New swine flu G4 virus with ‘pandemic potential’ found in China

African swine fever has prompted Vietnam to cull two million pigs in several months. Photo by Shutterstock/Dusan Petkovic. Sketched by the Pan Pacific Agency.

BEIJING, Jun 30, 2020, Orissa Post. Researchers in China have discovered a new type of swine flu that is capable of triggering a pandemic, according to a study in the US science journal PNAS, Orissa Post reported.

Named G4, it has genetically descended from the H1N1 strain of virus that caused a pandemic way back in 2009.

It possesses “all the essential hallmarks of being highly adapted to infect humans”, said the authors, scientists at Chinese universities and China’s Center for Disease Control and Prevention, in the study published Monday.

Between 2011 and 2018, researchers took 30,000 nasal swabs from pigs in slaughterhouses in about ten Chinese provinces and in a veterinary hospital, They then allowed them to isolate 179 swine flu viruses.

Pandemic threat

A bad new strain of influenza is among the top disease threats that experts are watching for, even as the world grapples to bring to an end the current wave of coronavirus pandemic.

The last pandemic flu the world encountered – the swine flu outbreak of 2009 that began in Mexico – was less deadly than initially feared, largely because many older people had some immunity to it, probably because of its similarity to other flu viruses that had circulated years before.

More than one in 10 swine workers had already been infected, according to antibody blood tests which showed exposure to the virus.

The tests also showed that as many as 4.4% of the general population also appeared to have been exposed.

The virus has therefore already passed from animals to humans but there is no evidence yet that it can be passed from human to human is the scientists’ main concern.

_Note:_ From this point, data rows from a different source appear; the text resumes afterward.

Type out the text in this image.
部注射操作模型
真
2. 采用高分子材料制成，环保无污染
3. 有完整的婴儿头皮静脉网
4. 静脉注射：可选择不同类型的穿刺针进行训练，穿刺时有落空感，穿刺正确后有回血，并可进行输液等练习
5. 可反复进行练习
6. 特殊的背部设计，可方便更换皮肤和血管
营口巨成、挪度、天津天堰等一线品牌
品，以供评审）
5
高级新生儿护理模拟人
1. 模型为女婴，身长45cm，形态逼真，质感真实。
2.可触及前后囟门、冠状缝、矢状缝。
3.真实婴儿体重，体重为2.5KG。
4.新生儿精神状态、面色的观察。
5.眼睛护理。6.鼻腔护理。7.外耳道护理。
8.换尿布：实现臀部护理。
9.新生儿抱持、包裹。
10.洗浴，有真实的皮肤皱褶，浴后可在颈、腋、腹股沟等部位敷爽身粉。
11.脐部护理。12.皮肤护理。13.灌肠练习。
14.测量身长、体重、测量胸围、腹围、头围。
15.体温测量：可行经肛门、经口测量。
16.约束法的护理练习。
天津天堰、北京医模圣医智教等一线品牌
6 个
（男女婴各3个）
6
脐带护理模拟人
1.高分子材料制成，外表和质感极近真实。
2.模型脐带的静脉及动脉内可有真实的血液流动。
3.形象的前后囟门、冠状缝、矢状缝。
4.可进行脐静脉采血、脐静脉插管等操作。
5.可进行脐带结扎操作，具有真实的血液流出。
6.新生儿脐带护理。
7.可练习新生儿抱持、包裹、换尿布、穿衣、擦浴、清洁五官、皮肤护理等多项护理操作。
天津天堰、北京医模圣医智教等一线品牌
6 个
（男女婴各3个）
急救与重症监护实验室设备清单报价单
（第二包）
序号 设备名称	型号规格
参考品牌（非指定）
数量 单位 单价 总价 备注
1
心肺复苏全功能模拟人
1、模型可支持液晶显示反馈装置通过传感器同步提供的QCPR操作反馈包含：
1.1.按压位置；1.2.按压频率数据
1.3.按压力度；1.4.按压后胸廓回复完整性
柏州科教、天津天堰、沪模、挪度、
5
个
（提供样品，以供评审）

“It is of concern that human infection of G4 virus will further human adaptation and increase the risk of a human pandemic,” the researchers wrote.

The authors called for urgent and immediate measures to monitor people working in close contact with pigs.

James Wood, head of the department of veterinary medicine at Cambridge University, said: “The work comes as a salutary reminder that we are constantly at risk of new emergence of zoonotic pathogens and that farmed animals – with which humans have greater contact than with wildlife – may act as the source for important pandemic viruses.”

A zoonotic infection is caused by a pathogen that has jumped from a non-human animal into a human.